Silent teaching is a teaching-without-talking technique in which a teacher uses examples instead of words to involve children. In some silent teaching lessons students must participate verbally, but the teacher never talks; the teacher communicates only by doing things that students watch and then join as they catch on. For example, the teacher might start a pattern (sorting objects, or writing numbers), beckon a student volunteer to continue and then accept or correct the student's response silently through a nod or an action; or the teacher might answer students' yes-or-no questions by nodding. A periodic feature of Think Math!, this technique also appears in Montessori pedagogy.
Because you are doing rather than telling, the examples you choose are important. Click on examples for ideas about inventing clear examples. See Guess my rule, What's my number?, and Difference of squares for examples of silent teaching.
Why do it?
Silent teaching is highly engaging and effective, and it's easy on classroom management.
- A teacher's silence is so unusual, it is riveting. Students perceive the activity as a game.
- The teacher's silence demands visual attention from the students, and leads them to listen to each other.

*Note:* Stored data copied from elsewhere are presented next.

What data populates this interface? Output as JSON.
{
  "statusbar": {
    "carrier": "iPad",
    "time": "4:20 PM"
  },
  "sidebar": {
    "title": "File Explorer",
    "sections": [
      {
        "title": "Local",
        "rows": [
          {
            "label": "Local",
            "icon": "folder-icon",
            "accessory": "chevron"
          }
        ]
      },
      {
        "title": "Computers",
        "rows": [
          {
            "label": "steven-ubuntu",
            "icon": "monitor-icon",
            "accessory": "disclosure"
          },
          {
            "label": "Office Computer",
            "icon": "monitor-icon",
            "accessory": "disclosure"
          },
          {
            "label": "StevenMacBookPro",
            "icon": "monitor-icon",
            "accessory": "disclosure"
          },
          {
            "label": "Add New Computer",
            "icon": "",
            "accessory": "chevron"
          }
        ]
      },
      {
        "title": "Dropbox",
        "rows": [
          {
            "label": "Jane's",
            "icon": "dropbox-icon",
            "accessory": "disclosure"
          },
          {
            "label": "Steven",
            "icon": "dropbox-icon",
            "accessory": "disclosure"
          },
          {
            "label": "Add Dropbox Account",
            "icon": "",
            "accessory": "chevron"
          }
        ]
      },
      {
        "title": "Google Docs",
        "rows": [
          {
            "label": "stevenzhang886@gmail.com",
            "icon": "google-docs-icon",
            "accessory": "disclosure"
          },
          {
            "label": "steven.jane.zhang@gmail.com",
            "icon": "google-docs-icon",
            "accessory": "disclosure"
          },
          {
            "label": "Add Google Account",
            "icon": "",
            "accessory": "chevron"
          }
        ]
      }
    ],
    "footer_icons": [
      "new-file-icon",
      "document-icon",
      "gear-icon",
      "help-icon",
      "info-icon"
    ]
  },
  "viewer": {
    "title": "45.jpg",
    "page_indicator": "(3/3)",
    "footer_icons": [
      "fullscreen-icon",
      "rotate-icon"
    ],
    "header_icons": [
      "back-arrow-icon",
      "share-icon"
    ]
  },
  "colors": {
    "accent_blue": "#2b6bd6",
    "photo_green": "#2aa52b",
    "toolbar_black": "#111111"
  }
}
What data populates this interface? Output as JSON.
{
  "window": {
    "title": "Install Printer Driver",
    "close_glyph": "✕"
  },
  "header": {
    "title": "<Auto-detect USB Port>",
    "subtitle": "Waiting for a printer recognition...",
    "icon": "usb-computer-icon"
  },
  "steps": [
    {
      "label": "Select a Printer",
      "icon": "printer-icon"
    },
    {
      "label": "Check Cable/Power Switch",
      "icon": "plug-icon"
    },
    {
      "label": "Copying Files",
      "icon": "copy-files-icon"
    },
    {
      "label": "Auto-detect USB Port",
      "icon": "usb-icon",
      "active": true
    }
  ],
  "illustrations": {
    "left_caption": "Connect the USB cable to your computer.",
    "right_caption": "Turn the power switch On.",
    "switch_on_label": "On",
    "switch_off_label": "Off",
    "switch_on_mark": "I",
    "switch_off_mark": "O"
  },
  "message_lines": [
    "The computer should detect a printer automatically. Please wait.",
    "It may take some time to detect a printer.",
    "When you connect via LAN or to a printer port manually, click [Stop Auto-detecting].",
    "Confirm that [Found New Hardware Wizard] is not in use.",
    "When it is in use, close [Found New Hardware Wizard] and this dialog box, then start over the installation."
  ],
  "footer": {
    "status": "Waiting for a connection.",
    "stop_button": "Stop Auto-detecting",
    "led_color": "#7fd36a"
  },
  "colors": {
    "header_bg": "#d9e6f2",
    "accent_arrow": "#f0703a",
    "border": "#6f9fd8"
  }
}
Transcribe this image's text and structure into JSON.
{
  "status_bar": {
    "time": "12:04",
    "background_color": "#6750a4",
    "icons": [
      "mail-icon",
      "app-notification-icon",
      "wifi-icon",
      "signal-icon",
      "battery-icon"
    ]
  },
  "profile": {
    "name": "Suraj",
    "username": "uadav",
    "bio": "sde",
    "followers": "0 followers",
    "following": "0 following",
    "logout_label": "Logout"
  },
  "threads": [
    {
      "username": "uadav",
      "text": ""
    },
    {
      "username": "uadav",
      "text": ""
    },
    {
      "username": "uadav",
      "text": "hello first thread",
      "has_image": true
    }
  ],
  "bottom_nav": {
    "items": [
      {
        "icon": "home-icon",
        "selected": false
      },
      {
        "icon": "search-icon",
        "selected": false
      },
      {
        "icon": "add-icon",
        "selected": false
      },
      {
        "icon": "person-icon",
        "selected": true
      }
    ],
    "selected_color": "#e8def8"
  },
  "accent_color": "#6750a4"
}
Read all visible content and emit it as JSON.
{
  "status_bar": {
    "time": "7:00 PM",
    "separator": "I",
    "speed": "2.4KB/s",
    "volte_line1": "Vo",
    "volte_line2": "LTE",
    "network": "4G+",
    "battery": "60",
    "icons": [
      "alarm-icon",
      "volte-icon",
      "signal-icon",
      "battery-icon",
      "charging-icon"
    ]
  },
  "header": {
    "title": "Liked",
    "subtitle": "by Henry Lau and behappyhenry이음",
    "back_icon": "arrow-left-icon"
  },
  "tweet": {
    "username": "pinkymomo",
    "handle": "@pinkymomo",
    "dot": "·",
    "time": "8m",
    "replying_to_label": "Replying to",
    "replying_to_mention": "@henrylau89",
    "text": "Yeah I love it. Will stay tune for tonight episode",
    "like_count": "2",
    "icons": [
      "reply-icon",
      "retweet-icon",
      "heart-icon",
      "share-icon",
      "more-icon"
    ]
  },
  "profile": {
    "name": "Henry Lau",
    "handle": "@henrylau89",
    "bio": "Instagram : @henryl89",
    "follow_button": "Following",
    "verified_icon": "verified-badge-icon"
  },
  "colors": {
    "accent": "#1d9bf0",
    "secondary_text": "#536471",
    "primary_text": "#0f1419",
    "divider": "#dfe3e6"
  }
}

- In the absence of teacher explanation or narration of events, students must piece together the pattern or meaning themselves, developing focus, attention, and problem solving skills.
- As students catch on and participate, they feel smart because the discovery is all theirs; nothing was explained to them.
- "Quick" students participate early, generating more examples for others. Because there are still no explanations, even by other students, the opportunity to solve a problem is not "stolen" from students who need the extra time; they still get a chance to participate, figuring things on their own. Thus, silent teaching is a useful technique for differentiated instruction.
The first time you teach without talking
Because students expect you to be talking, the first time you teach without words may require a special move so that students realize that you are already doing something with them, not just preparing something that you will then talk about.
The special move could be as simple as gathering the students to the rug or in front of a board, or saying "Watch for a pattern" or "Guess my rule" or "What's my number?" (and then silence!). For most classes, as soon as you offer the marker to the students, they realize the activity is started; as soon as one child responds, the rest are (usually) fully at attention, hoping for their turn.